You’re never supposed to judge a book by its cover, but this time it worked out for me. After seeing the cover to Jay IDK’s ‘SubTrap’ I was perplexed, the title itself was intriguing, but the depiction of a pseudo-modern day Black Panther Party visual resonated with me. Then after a little more research via Google, I found out what the IDK stands for (Ignorantly Delivering Knowledge). I was ready to hear what he had to say, and I must say, I’m quite glad I took the chance.
Conceptually speaking it’s a breath of fresh air, while remaining musically innovative. It follows Jay as he personifies the characteristics of those most affected by the drug epidemic. Characters ranging from the plug, all the way to the desperation of poverty stricken addicts. By no means is this a subject that hasn’t been tackled a million times before, but the approach separates this effort from anything else I had previously heard. The DMV representative shows his story telling abilities, at the same time experimenting with different flows and a few spoken word pieces that could resurrect Def Poetry Jam.
The characters are based on individuals he came in contact with during his incarceration between 09-12, along with shedding light on his own part played within the black market. Cleverly flirting with disaster in the form of a female, “Sexy Bartender/Intro” (Jay & Her) sharing his journey from a kid trying to make music, to something a bit more sinister when it comes to making money to support his craft. before revisiting the flow of Kanye on “Addiction” and Bone Thug’s wake up call from “1st Of The Month”. “Dirty Scale” is autobiographical, describing and in ways justifying his own role in the illegal trade. The honesty shown is admirable, risking ones freedom for the opportunity to live his dreams, it’s the story of America in many ways.

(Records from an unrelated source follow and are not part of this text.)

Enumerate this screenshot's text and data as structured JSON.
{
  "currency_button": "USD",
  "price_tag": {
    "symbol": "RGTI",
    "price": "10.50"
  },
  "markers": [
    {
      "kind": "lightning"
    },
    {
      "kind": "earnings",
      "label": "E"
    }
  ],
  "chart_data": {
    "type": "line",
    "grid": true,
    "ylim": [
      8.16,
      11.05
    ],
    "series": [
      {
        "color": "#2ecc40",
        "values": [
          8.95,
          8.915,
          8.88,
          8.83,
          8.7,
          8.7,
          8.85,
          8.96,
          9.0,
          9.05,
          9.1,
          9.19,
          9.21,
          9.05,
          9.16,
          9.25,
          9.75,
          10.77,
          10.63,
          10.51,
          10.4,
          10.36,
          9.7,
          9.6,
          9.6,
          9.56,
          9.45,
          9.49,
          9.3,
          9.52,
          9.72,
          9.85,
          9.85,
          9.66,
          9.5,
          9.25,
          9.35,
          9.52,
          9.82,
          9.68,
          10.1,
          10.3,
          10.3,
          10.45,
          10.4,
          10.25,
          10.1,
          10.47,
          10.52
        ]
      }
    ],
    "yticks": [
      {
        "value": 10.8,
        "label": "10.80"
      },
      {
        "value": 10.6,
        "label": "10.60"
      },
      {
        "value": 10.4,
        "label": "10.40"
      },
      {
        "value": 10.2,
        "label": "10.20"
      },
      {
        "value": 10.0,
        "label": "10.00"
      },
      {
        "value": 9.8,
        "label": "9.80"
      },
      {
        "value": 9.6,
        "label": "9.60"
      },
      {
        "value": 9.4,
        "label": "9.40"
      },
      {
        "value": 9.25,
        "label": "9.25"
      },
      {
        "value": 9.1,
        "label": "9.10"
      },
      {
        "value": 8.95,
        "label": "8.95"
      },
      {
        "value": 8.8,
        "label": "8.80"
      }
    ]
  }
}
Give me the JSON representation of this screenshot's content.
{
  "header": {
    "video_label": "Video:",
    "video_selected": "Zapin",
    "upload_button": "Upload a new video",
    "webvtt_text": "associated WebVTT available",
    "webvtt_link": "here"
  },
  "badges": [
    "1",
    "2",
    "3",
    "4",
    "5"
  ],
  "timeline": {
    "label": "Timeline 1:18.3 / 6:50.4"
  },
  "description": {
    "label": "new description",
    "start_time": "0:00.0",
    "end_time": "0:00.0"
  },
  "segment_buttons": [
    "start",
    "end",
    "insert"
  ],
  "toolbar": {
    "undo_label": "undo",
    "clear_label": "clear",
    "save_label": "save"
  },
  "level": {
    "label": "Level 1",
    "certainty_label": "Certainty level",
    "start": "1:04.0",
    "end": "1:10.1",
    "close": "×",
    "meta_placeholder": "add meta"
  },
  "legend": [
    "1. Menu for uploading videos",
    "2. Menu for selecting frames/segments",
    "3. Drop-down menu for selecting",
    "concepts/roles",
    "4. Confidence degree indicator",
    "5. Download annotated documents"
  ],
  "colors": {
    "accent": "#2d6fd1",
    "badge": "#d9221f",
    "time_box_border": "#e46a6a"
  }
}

“God Said Trap” introduces the first of many characters King Trappy III, a paranoid hustler who refuses to let society tell him what he can and can’t get. Ferrari aspirations and pessimistic girlfriend aside, he effortlessly rides an excellent track courtesy of Gamebrand, SkyHutche & Jay. Simply put, the song is riot inciting. Remaining in character, “The Plug” further explores the underworld, but this time it questions the true criminality of providing a service to those who need it.
The next two characters introduced are Jon Jon and his younger brother. “Thug’s Prayer” shows the frustration of a low level sometimes hustler sometimes stick up kid hustling to pay court fees among-st other things. Balancing the need for things as practical as health insurance, and a judge who can actually relate to the defendant he’s exacting “justice” on. All of this is in the context of a conversation of sorts with the creator.
“Fiends Prayer” follows two extremely desperate addicts, Matt and Eddie, willing to do anything including robbery and kidnapping all to attain crack cocaine. “We All The Same” is a culmination of all of those Jon Jon provides with his product, while it’s not a song per se, it’s a very entertaining poem over some jazz, with a soulful chorus in the vein of the interludes on ‘To Pimp A Butterfly’. Chris is a college student, much more motivated by marijuana then his parents desire for him to achieve academic success on the “The Bio Student”.
The attention of the final section of the album revisits Jay himself and his struggle for stardom and recognition within the game. Displaying his exceptional ability to flip the double-time flow, display his frustration and flex bravado. The financial struggles of “Metro” on to his views on the industry and it’s culture of dishonesty on “Last Song”. While the Kendrick Lamar and J Cole comparisons are soon to follow, Jay speaks from a perspective as someone who’s been involved in the underworld to an extent, provides an understanding for the circumstances that drive many towards the life. He also uses his experience in the higher education environment to intelligently connect the dots and remain articulate within the framework of his music.
Whether or not this makes the year end lists throughout the blogosphere, it’s quite evident that ‘SubTrap’ is one of the best bodies of work that has been released in 2015. Will Jay IDK get the recognition he deserves? Only Lord knows, but with the direction in which music is going, where good music most times can trump record label money and industry co-signs. This may very well be 2015’s ‘Section.80’. Yes, it’s THAT good.